We used a referenced based bioinformatics pipeline to analyze next-generation sequence data and characterize the magnitude of parallel genomic divergence in stream-lake, benthic-limnetic and marine-freshwater threespine stickleback. We were able to identify the genomic regions evolving in concert among independently derived pairs. Genome-wide association mapping and correlation analyses were run to associate the genomic regions found to exhibit a signature of parallel evolution with key morphological traits and ecological factors. We were able to determine which ecological forces were factors were important in shaping genome-wide patterns of parallel evolution. Using pleiotropic metrics, estimated as part of the project, we were able to test whether the level of pleiotropy differs between parallel and non-parallel genomic regions. Counter to our a priori prediction based on theory, we found that parallel genomic regions contained genes with significantly more pleiotropy. Our findings are consistent with the idea that low or intermediate levels of pleiotropy may be beneficial for adaptation, and that it is only at high levels that pleiotropy becomes constraining.
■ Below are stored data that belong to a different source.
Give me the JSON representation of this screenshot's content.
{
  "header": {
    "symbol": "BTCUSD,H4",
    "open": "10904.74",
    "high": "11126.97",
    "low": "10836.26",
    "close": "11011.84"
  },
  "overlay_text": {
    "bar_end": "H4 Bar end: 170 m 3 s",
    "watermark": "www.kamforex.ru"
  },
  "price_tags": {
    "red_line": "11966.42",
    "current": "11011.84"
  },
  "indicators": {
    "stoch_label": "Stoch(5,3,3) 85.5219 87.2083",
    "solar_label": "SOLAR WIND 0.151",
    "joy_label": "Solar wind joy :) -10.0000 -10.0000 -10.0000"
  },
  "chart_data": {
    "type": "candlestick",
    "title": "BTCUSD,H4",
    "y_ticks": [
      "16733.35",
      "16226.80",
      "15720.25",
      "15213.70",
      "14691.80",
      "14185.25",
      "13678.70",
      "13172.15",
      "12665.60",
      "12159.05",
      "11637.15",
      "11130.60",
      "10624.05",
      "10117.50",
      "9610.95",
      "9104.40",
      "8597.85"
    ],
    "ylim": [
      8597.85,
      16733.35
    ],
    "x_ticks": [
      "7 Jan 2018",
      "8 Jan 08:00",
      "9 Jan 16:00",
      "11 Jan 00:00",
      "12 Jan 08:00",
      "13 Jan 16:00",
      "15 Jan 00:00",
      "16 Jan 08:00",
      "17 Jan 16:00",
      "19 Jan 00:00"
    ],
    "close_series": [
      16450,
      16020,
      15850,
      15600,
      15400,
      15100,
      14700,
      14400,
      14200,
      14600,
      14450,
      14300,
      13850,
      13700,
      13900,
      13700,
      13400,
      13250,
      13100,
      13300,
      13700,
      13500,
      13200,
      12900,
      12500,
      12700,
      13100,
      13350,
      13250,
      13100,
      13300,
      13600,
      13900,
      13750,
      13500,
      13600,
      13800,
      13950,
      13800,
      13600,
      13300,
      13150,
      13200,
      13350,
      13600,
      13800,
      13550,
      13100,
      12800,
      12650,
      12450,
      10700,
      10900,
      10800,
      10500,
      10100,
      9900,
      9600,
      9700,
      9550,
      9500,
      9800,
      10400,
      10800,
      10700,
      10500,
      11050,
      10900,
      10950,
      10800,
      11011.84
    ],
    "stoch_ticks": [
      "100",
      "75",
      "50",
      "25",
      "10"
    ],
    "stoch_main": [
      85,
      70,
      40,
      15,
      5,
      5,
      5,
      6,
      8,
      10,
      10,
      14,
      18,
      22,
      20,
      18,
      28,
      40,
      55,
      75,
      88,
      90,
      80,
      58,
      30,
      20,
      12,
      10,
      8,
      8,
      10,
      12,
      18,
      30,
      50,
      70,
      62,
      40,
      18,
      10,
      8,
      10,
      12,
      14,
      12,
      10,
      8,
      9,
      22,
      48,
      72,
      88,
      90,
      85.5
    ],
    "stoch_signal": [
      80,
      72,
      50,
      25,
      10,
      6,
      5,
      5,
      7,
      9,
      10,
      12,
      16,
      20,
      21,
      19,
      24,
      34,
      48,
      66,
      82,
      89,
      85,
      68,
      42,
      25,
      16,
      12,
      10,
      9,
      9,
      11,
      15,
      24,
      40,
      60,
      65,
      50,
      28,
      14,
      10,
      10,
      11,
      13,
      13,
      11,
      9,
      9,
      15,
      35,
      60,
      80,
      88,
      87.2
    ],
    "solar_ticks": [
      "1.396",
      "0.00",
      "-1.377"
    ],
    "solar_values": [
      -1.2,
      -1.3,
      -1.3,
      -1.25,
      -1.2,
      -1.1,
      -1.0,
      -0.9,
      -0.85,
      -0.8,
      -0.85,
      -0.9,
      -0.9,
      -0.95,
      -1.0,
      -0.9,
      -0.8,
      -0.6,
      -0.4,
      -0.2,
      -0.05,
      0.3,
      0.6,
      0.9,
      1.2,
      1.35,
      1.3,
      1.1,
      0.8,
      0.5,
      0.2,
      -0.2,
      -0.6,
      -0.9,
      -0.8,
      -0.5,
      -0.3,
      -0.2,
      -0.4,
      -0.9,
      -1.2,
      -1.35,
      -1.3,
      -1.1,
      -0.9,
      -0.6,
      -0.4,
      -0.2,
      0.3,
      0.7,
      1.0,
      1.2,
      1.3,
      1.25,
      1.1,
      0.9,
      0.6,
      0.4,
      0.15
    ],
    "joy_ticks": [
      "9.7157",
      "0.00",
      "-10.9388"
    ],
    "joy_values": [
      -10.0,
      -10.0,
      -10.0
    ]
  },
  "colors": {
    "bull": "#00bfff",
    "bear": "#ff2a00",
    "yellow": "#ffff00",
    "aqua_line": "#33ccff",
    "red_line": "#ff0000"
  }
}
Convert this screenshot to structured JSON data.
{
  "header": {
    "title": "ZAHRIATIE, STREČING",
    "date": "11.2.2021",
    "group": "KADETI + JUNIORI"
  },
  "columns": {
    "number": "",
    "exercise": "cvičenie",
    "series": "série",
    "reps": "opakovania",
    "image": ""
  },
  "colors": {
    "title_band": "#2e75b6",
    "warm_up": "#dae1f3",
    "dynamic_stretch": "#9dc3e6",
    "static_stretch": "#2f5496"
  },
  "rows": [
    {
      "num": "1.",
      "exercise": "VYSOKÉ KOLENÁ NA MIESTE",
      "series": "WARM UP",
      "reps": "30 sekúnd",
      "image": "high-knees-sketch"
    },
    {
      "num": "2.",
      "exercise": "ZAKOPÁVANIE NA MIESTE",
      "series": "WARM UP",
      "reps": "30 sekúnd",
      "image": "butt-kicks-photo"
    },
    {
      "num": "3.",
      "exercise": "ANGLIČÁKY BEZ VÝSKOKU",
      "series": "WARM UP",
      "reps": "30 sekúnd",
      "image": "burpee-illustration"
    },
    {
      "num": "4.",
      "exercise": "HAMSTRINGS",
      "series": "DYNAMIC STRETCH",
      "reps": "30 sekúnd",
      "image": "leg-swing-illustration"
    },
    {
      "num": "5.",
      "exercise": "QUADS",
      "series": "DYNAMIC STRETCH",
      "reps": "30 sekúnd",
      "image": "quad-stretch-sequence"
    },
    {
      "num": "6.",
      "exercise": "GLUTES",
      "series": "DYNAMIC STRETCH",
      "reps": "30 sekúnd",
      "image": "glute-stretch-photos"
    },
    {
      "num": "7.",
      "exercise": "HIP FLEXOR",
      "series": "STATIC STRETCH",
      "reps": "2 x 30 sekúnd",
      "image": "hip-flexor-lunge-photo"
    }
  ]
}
The results are reported in two publications (Rennison et al. 2019 Phil. Trans. Roy. Soc.B 374: 20180241 and Rennison et al., 2019 American Naturalist In Press) and a third publication is in Review at Proceedings of the National Academy of Sciences. The findings were further communicated at scientific conferences, through social media and on the project website.

Our study added valuable insight into the relationship between pleiotropy and the probability of adaptive evolution. This finding may help to inform our expectations about the genetic architecture of rapid evolutionary responses. This will be of value to stakeholders involved in conservation efforts and agricultural breeding and also in clinical settings where the evolution of antibiotic resistance is being considered.